Decisa a vivere intensamente l’oggi, Bianca ancora una volta non si sarebbe girata a guardarsi indietro, verso quel passato che sentiva come una zavorra, che le avrebbe impedito di prendere, finalmente, il largo, verso il mare aperto.

Da quando si era trasferita a Eskişehir, aveva iniziato a collaborare come consulente per alcune gallerie d’arte. Amava l’arte, non a caso era un’italiana che aveva vissuto a Parigi e l’arte era diventata il suo lavoro. La sua vita. La sua salvezza.
A Parigi aveva organizzato numerose esposizioni di artisti contemporanei e aveva scovato diversi talenti che aveva supportato e promosso nella sua piccola galleria nel cuore del Marais, il raffinato quartiere nel IV arrondissement.
Chiudere la sua galleria d’arte le era dispiaciuto moltissimo. Ne aveva proprio sofferto. Ma era stato necessario farlo. Doveva cambiare aria, andare dall’altra parte del mondo, o quasi, lasciarsi tutto alle spalle e ricominciare daccapo. O almeno provarci.

Nel pomeriggio di quel lunedì cominciato con una suoneria impietosa e un umore pessimo, avrebbe discusso di un’eventuale esposizione di artisti contemporanei. E quell’umore non l’avrebbe di certo aiutata.
Quindi decise che prima di mettersi al lavoro, avrebbe fatto un giro in città, avrebbe respirato un po’ di quell’aria che Bianca trovava miracolosa. Anzi decise che si sarebbe preparata all’incontro sul prato del Kent Park. La giornata era bellissima, il cielo era limpido e un sole luminoso riscaldava quel primo lunedì di dicembre, che sembrava essere partito proprio male. Prese il computer, inforcò gli occhiali da sole, infilò un plaid nella sua grande borsa rossa e uscì di casa.

Engin Akyürek racconto

 LUI ♂

Keep breathing, hold on to me and never let me go. Sulle ultime note di Far Away dei Nichelback partirono i saluti: «Buona settimana, amici. Che sia sempre di lunedì!». L’occhiolino di Kemal, il regista al di là della vetrata, era il segnale d’intesa, il programma era finito. Engin si tolse le cuffie, si stiracchiò sulla sedia e si alzò per uscire dalla stanza.

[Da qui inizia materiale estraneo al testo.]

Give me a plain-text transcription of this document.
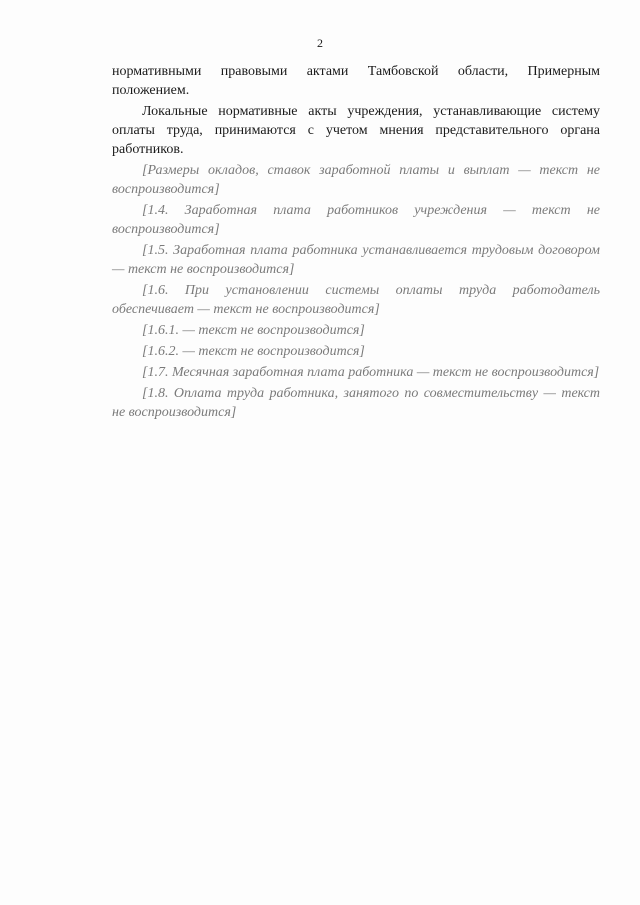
2

нормативными правовыми актами Тамбовской области, Примерным положением.

Локальные нормативные акты учреждения, устанавливающие систему оплаты труда, принимаются с учетом мнения представительного органа работников.

[Размеры окладов, ставок заработной платы и выплат — текст не воспроизводится]

[1.4. Заработная плата работников учреждения — текст не воспроизводится]

[1.5. Заработная плата работника устанавливается трудовым договором — текст не воспроизводится]

[1.6. При установлении системы оплаты труда работодатель обеспечивает — текст не воспроизводится]

[1.6.1. — текст не воспроизводится]

[1.6.2. — текст не воспроизводится]

[1.7. Месячная заработная плата работника — текст не воспроизводится]

[1.8. Оплата труда работника, занятого по совместительству — текст не воспроизводится]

«Ora un buon tè ci sta tutto!», disse lanciando uno sguardo d’intesa a Kemal, mentre cercava le sue cose, il giaccone, il cappello e gli occhiali da sole. Non faceva ancora molto freddo, ma quella era l’equipaggiamento giusto per muoversi con relativa tranquillità per le strade di Istanbul.  Come fosse una persona qualunque. Engin non lo era. E in realtà non se ne curava più di tanto; tuttavia, avvertiva spesso il bisogno di perdersi nel caos delle strade affollate di Istanbul, senza essere riconosciuto. Non perché gli desse fastidio, anzi. Il calore con cui le fan lo fermavano per strada per un selfie o per stringergli semplicemente la mano, era un aspetto della sua popolarità che gli piaceva. Gli piaceva il gesto della stretta di mano, simbolica connessione, seppur momentanea, con la vita di un’altra persona.
Chissà chi è, che fa, cosa pensa, se è innamorata, cosa legge, cosa ascolta… Ogni volta che gli capitava, si faceva queste domande e ne sorrideva, sapendo bene che sarebbero rimaste tutte senza risposta.
Ogni tanto però aveva bisogno di rifugiarsi nell’anonimato.

«Come sempre, amico mio», rispose Kemal distogliendolo dai suoi pensieri.
Uscirono insieme dalla piccola radio a Kadıköy e si sedettero al Beyaz Fırın, caffè storico di fronte alla radio. Come ogni lunedì, dopo la trasmissione che Engin si concedeva quando non era impegnato su qualche set, si sedevano a bere il loro çay bollente.  Kemal ed Engin si conoscevano si può dire da sempre, avevano abitato nello stesso quartiere di Ankara, compagni di scuola e poi anche di Università, si erano persi per un po’ e si erano ritrovati dopo qualche anno a Istanbul.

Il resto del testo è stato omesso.